Protecting the Constitution and the independence of democratic institutions was a collective effort that was done for the benefit of all Sri Lankans. The fact that many people are already calling for that campaign to continue shows how little confidence the moderate, progressive, and law-valuing segments of society have in the UNP.

They say a democracy can only exist in an environment of constant vigilance. For the next year or so, ceaseless vigilance will be needed indeed. One positive element that emerged from the constitutional standoff was that many people were reminded of the importance of Parliament, even though the antics of Parliamentarians from both sides of the divide had ridiculed the august institution in the past. The value of Parliament must continue to be upheld, especially since MP Mahinda Rajapaksa and his loyalists are likely to use it as a battlefield to push back against the new Government.

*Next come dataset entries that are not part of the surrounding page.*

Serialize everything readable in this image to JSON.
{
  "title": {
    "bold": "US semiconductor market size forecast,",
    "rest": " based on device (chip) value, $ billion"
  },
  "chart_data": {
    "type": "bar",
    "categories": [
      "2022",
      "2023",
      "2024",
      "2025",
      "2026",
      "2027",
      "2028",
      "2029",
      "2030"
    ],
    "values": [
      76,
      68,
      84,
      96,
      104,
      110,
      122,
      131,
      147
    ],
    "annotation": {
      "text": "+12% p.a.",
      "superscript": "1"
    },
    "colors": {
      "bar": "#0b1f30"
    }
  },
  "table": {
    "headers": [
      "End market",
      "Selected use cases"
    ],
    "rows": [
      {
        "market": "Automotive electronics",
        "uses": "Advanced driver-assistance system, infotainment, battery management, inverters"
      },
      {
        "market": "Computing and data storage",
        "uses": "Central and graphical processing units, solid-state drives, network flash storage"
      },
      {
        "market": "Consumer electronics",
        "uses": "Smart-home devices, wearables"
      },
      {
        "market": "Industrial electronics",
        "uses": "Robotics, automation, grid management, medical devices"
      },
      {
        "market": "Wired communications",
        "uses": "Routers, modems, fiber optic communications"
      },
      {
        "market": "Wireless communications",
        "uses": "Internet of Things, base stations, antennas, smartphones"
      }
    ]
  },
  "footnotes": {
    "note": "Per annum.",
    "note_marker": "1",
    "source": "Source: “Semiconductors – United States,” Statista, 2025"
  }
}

A vibrant opposition is an important element of democracy, but Parliament cannot be used to spread divisive and damaging ideologies and should not become a platform for nationalistic grandstanding. It is the responsibility of the Government to be vigilant of this both within and outside the House. Rajapaksa’s ideological standpoint has only been reinforced during the last seven weeks. It was a frightening reminder of what Sri Lankans stand to lose if he is allowed to return. What finally forced the hand of President Maithripala Sirisena and MP Rajapaksa was gridlocked public finance and not concern of running roughshod over the Constitution.

This means that the UNP has an added responsibility to protect the law. Anti-corruption efforts on allegations before and after 2015 must be bolstered, reconciliation has to be supported, and structural reforms for the economy have to be implemented. The UNP must find a way to move past its inefficient and inconsistent policymaking, and learn to work transparently and efficiently within the legal framework and with the support of the public service. It must learn to listen to stakeholders and communicate its policies effectively to the public. It must not return to the habit of closed door deal-making, questionable tenders, and opaque governance systems that characterised it in the past three years.  

The UNP must prioritise its key goals, give a credible timeline, and communicate them effectively. With a Government of its own, the UNP can have more control over policies and their implementation. Time is running out. One thing is certain, the people are watching.